The plaintiffs contend that the CFPB is poised to transfer that reserve fund to the Fed, “leaving the CFPB defunded and dead in the water.”

 “Without [the] CFPB, people in Baltimore would be more at risk of being tricked and trapped by shady financial practices, and the city would be forced to divert resources from other essential functions just to provide the same level of protection that residents enjoy now,” according to the City of Baltimore and the Economic Fund.

They ask the court to declare that “the defunding of the CFPB to be arbitrary, capricious, an abuse of discretion, or otherwise not in accordance with law” in violation of the Administrative Procedure Act.

And they ask for an injunction keeping the bureau from taking any action to defund the agency.

The parties in the suit have preliminarily agreed to a preliminary injunction that will keep the CFPB from transferring funds until February 28. That would allow a briefing schedule that would enable the court to rule by that date, the plaintiffs and defendants said.
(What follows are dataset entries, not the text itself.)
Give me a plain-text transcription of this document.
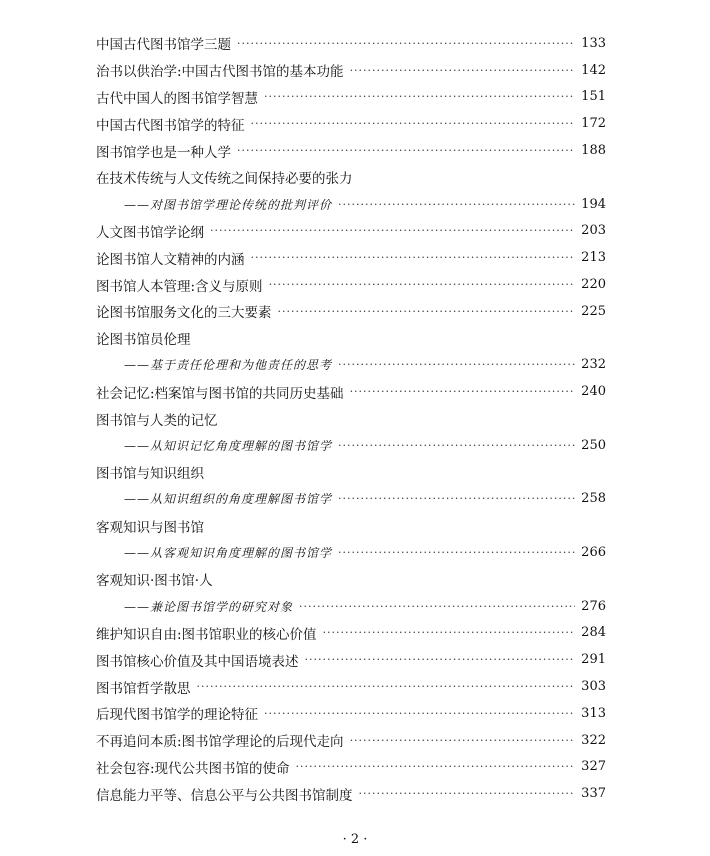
中国古代图书馆学三题 ·····	133
治书以供治学:中国古代图书馆的基本功能 ·····	142
古代中国人的图书馆学智慧 ·····	151
中国古代图书馆学的特征 ·····	172
图书馆学也是一种人学 ·····	188
在技术传统与人文传统之间保持必要的张力
——对图书馆学理论传统的批判评价 ·····	194
人文图书馆学论纲 ·····	203
论图书馆人文精神的内涵 ·····	213
图书馆人本管理:含义与原则 ·····	220
论图书馆服务文化的三大要素 ·····	225
论图书馆员伦理
——基于责任伦理和为他责任的思考 ·····	232
社会记忆:档案馆与图书馆的共同历史基础 ·····	240
图书馆与人类的记忆
——从知识记忆角度理解的图书馆学 ·····	250
图书馆与知识组织
——从知识组织的角度理解图书馆学 ·····	258
客观知识与图书馆
——从客观知识角度理解的图书馆学 ·····	266
客观知识·图书馆·人
——兼论图书馆学的研究对象 ·····	276
维护知识自由:图书馆职业的核心价值 ·····	284
图书馆核心价值及其中国语境表述 ·····	291
图书馆哲学散思 ·····	303
后现代图书馆学的理论特征 ·····	313
不再追问本质:图书馆学理论的后现代走向 ·····	322
社会包容:现代公共图书馆的使命 ·····	327
信息能力平等、信息公平与公共图书馆制度 ·····	337
· 2 ·
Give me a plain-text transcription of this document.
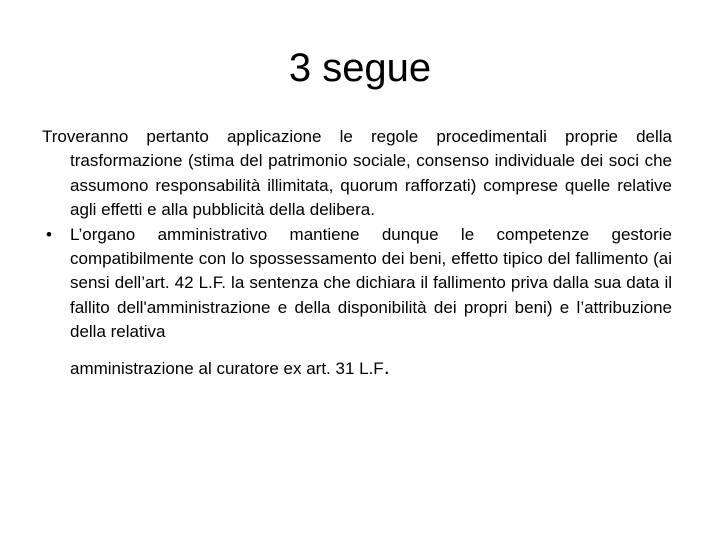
3 segue

Troveranno pertanto applicazione le regole procedimentali proprie della trasformazione (stima del patrimonio sociale, consenso individuale dei soci che assumono responsabilità illimitata, quorum rafforzati) comprese quelle relative agli effetti e alla pubblicità della delibera.

• L’organo amministrativo mantiene dunque le competenze gestorie compatibilmente con lo spossessamento dei beni, effetto tipico del fallimento (ai sensi dell’art. 42 L.F. la sentenza che dichiara il fallimento priva dalla sua data il fallito dell'amministrazione e della disponibilità dei propri beni) e l’attribuzione della relativa

amministrazione al curatore ex art. 31 L.F.
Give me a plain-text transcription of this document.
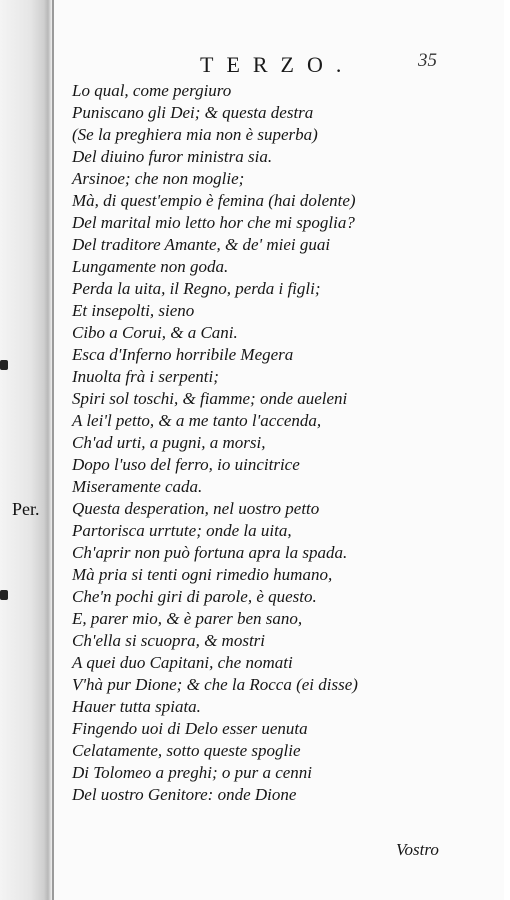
TERZO.	35
Lo qual, come pergiuro
Puniscano gli Dei; & questa destra
(Se la preghiera mia non è superba)
Del diuino furor ministra sia.
Arsinoe; che non moglie;
Mà, di quest'empio è femina (hai dolente)
Del marital mio letto hor che mi spoglia?
Del traditore Amante, & de' miei guai
Lungamente non goda.
Perda la uita, il Regno, perda i figli;
Et insepolti, sieno
Cibo a Corui, & a Cani.
Esca d'Inferno horribile Megera
Inuolta frà i serpenti;
Spiri sol toschi, & fiamme; onde aueleni
A lei'l petto, & a me tanto l'accenda,
Ch'ad urti, a pugni, a morsi,
Dopo l'uso del ferro, io uincitrice
Miseramente cada.
Per. Questa desperation, nel uostro petto
Partorisca urrtute; onde la uita,
Ch'aprir non può fortuna apra la spada.
Mà pria si tenti ogni rimedio humano,
Che'n pochi giri di parole, è questo.
E, parer mio, & è parer ben sano,
Ch'ella si scuopra, & mostri
A quei duo Capitani, che nomati
V'hà pur Dione; & che la Rocca (ei disse)
Hauer tutta spiata.
Fingendo uoi di Delo esser uenuta
Celatamente, sotto queste spoglie
Di Tolomeo a preghi; o pur a cenni
Del uostro Genitore: onde Dione
Vostro
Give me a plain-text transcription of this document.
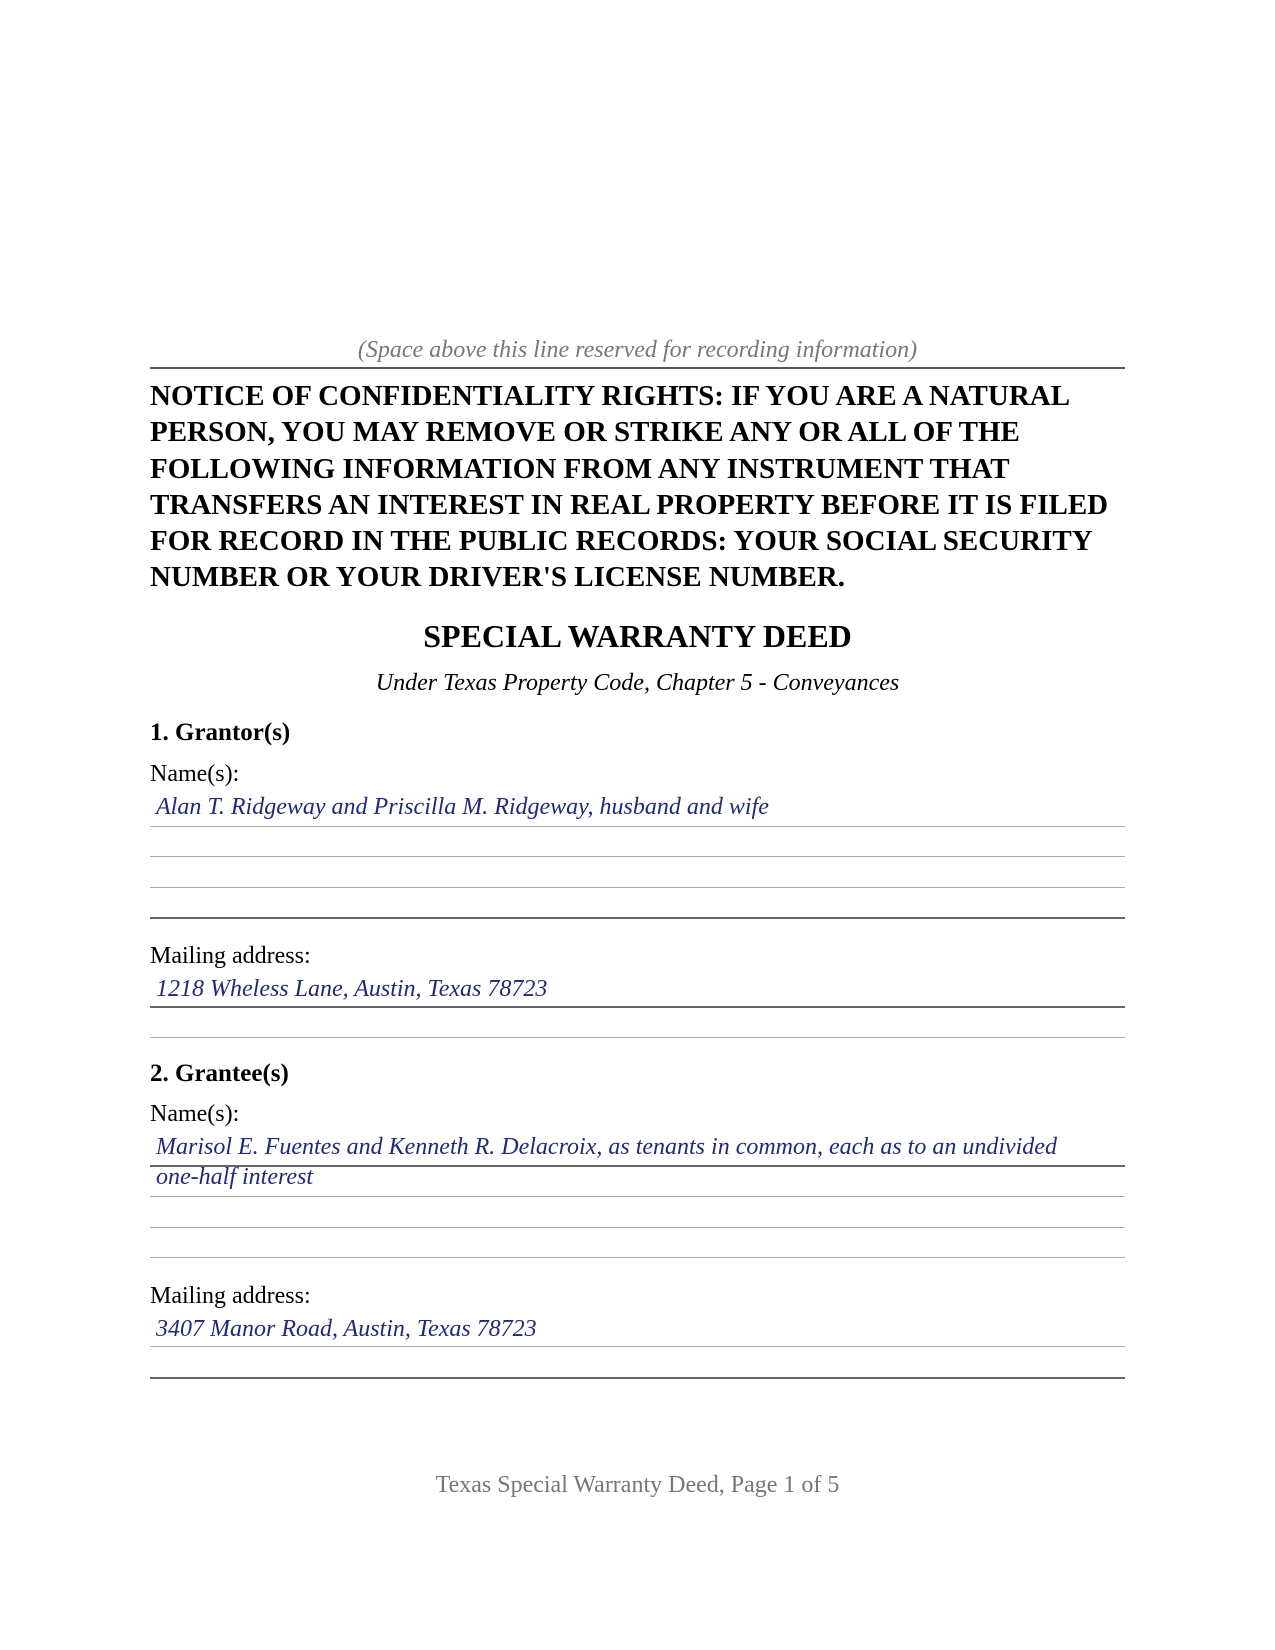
(Space above this line reserved for recording information)

NOTICE OF CONFIDENTIALITY RIGHTS: IF YOU ARE A NATURAL PERSON, YOU MAY REMOVE OR STRIKE ANY OR ALL OF THE FOLLOWING INFORMATION FROM ANY INSTRUMENT THAT TRANSFERS AN INTEREST IN REAL PROPERTY BEFORE IT IS FILED FOR RECORD IN THE PUBLIC RECORDS: YOUR SOCIAL SECURITY NUMBER OR YOUR DRIVER'S LICENSE NUMBER.

SPECIAL WARRANTY DEED
Under Texas Property Code, Chapter 5 - Conveyances
1. Grantor(s)
Name(s):
Alan T. Ridgeway and Priscilla M. Ridgeway, husband and wife
Mailing address:
1218 Wheless Lane, Austin, Texas 78723
2. Grantee(s)
Name(s):
Marisol E. Fuentes and Kenneth R. Delacroix, as tenants in common, each as to an undivided
one-half interest
Mailing address:
3407 Manor Road, Austin, Texas 78723
Texas Special Warranty Deed, Page 1 of 5
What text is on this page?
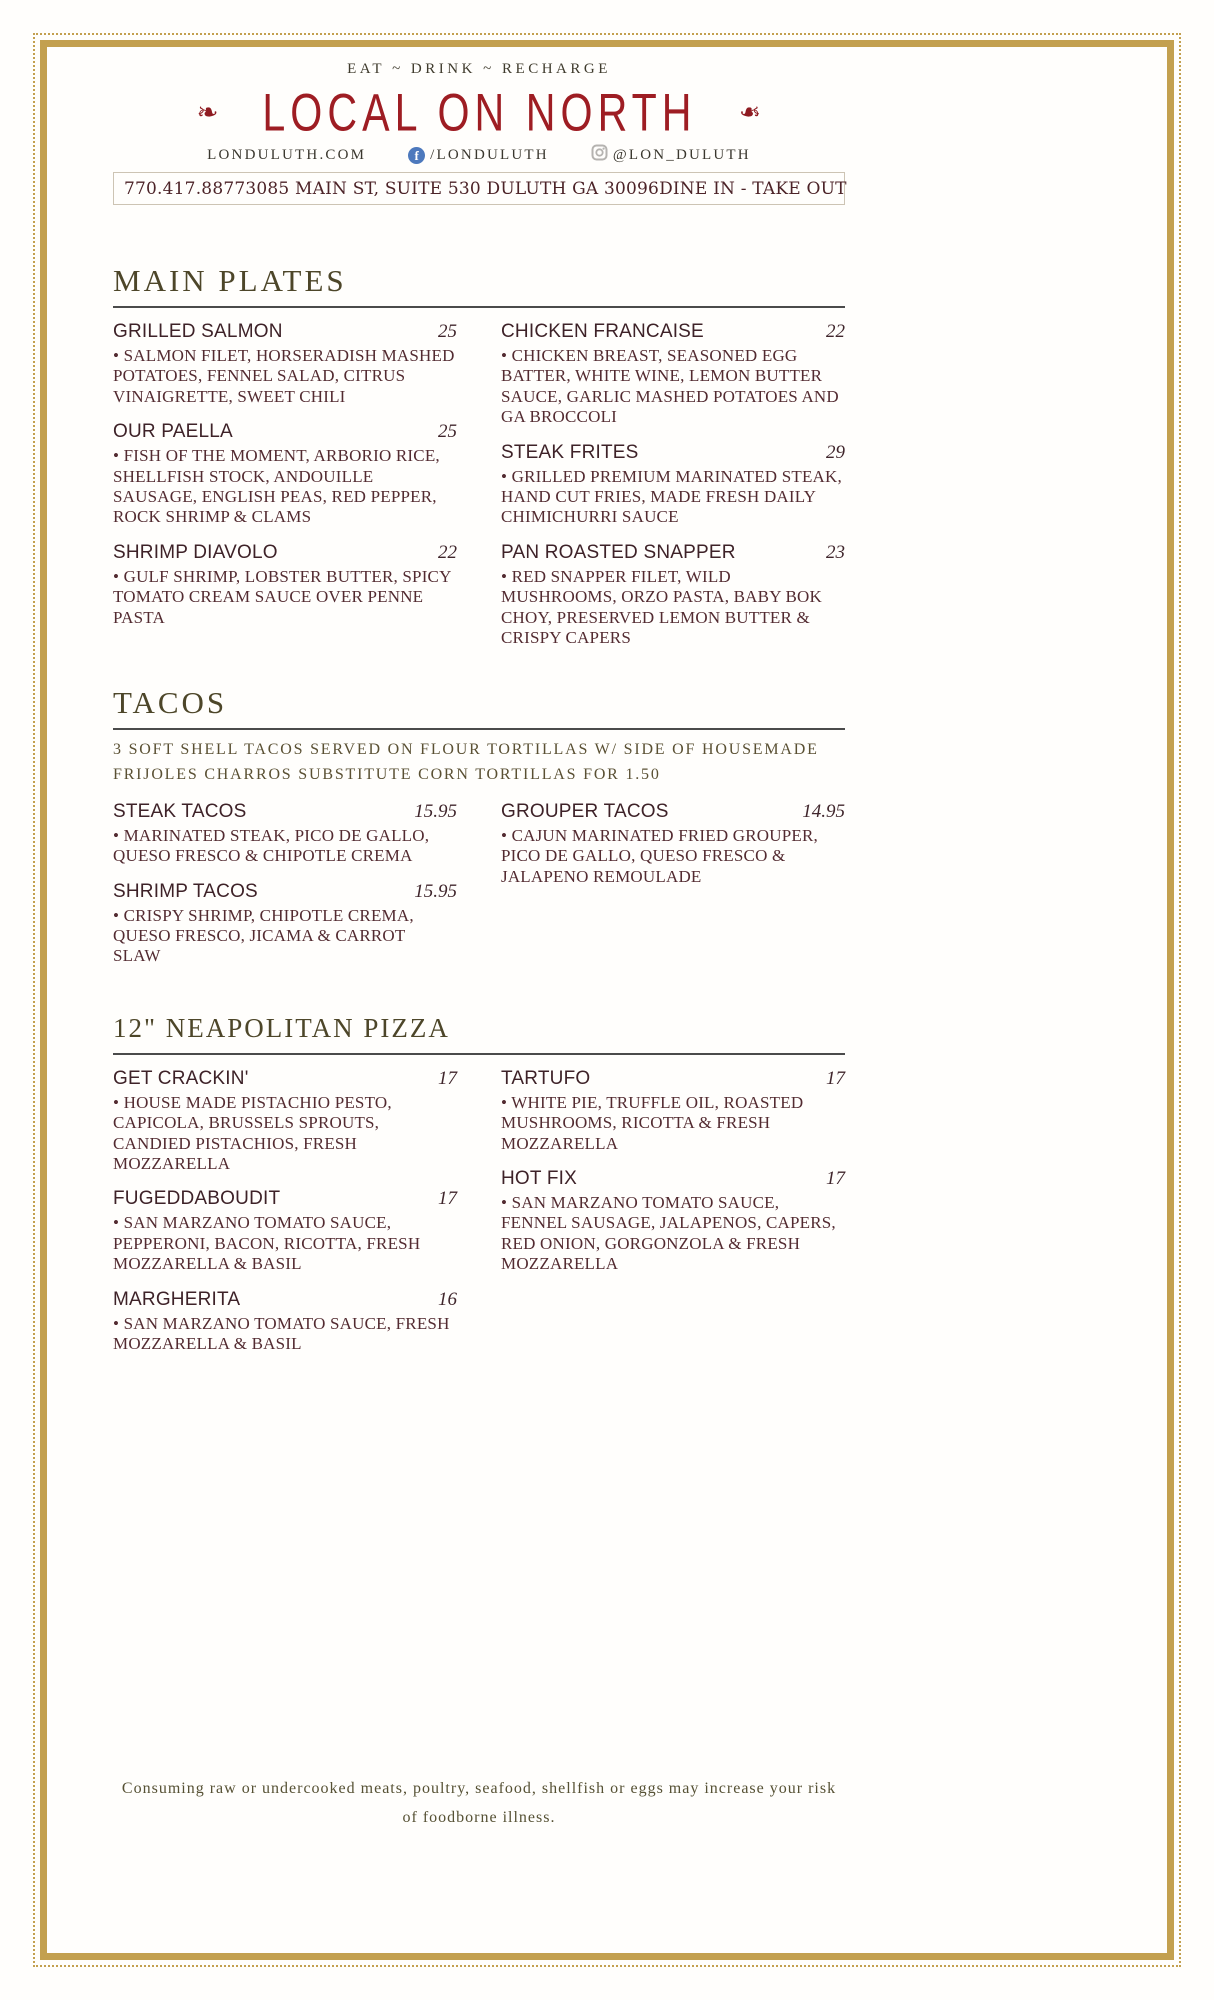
EAT ~ DRINK ~ RECHARGE
❧ LOCAL ON NORTH ❧
LONDULUTH.COM	f /LONDULUTH	@LON_DULUTH
770.417.8877 3085 MAIN ST, SUITE 530 DULUTH GA 30096 DINE IN - TAKE OUT
MAIN PLATES
GRILLED SALMON	25
• SALMON FILET, HORSERADISH MASHED POTATOES, FENNEL SALAD, CITRUS VINAIGRETTE, SWEET CHILI
OUR PAELLA	25
• FISH OF THE MOMENT, ARBORIO RICE, SHELLFISH STOCK, ANDOUILLE SAUSAGE, ENGLISH PEAS, RED PEPPER, ROCK SHRIMP & CLAMS
SHRIMP DIAVOLO	22
• GULF SHRIMP, LOBSTER BUTTER, SPICY TOMATO CREAM SAUCE OVER PENNE PASTA
CHICKEN FRANCAISE	22
• CHICKEN BREAST, SEASONED EGG BATTER, WHITE WINE, LEMON BUTTER SAUCE, GARLIC MASHED POTATOES AND GA BROCCOLI
STEAK FRITES	29
• GRILLED PREMIUM MARINATED STEAK, HAND CUT FRIES, MADE FRESH DAILY CHIMICHURRI SAUCE
PAN ROASTED SNAPPER	23
• RED SNAPPER FILET, WILD MUSHROOMS, ORZO PASTA, BABY BOK CHOY, PRESERVED LEMON BUTTER & CRISPY CAPERS
TACOS
3 SOFT SHELL TACOS SERVED ON FLOUR TORTILLAS W/ SIDE OF HOUSEMADE FRIJOLES CHARROS SUBSTITUTE CORN TORTILLAS FOR 1.50
STEAK TACOS	15.95
• MARINATED STEAK, PICO DE GALLO, QUESO FRESCO & CHIPOTLE CREMA
SHRIMP TACOS	15.95
• CRISPY SHRIMP, CHIPOTLE CREMA, QUESO FRESCO, JICAMA & CARROT SLAW
GROUPER TACOS	14.95
• CAJUN MARINATED FRIED GROUPER, PICO DE GALLO, QUESO FRESCO & JALAPENO REMOULADE
12" NEAPOLITAN PIZZA
GET CRACKIN'	17
• HOUSE MADE PISTACHIO PESTO, CAPICOLA, BRUSSELS SPROUTS, CANDIED PISTACHIOS, FRESH MOZZARELLA
FUGEDDABOUDIT	17
• SAN MARZANO TOMATO SAUCE, PEPPERONI, BACON, RICOTTA, FRESH MOZZARELLA & BASIL
MARGHERITA	16
• SAN MARZANO TOMATO SAUCE, FRESH MOZZARELLA & BASIL
TARTUFO	17
• WHITE PIE, TRUFFLE OIL, ROASTED MUSHROOMS, RICOTTA & FRESH MOZZARELLA
HOT FIX	17
• SAN MARZANO TOMATO SAUCE, FENNEL SAUSAGE, JALAPENOS, CAPERS, RED ONION, GORGONZOLA & FRESH MOZZARELLA
Consuming raw or undercooked meats, poultry, seafood, shellfish or eggs may increase your risk of foodborne illness.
That agreement is pending approval by a federal judge.

Separately, the union representing CFPB employees, several other groups and a pastor have filed suit against the bureau and Acting Director Russell Vought seeking an order that would prohibit the CFPB from doing any work to stop the agency’s operations.

The groups filing the suit are the National Treasury Employees Union, the National Consumer Law Center, the NAACP, the Virginia Poverty Law Center, Pastor Eva Steege and the CFPB Employee Association.

In the suit, filed in the U.S. District Court for the District of Columbia, the plaintiffs ask the court to order the CFPB to resume all activities it is required to perform under federal law, asserting a violation of the Administrative Procedure Act and a non-statutory right to seek to enjoin and have declared unlawful agency action that is ultra vires (beyond the agency’s legal power or authority).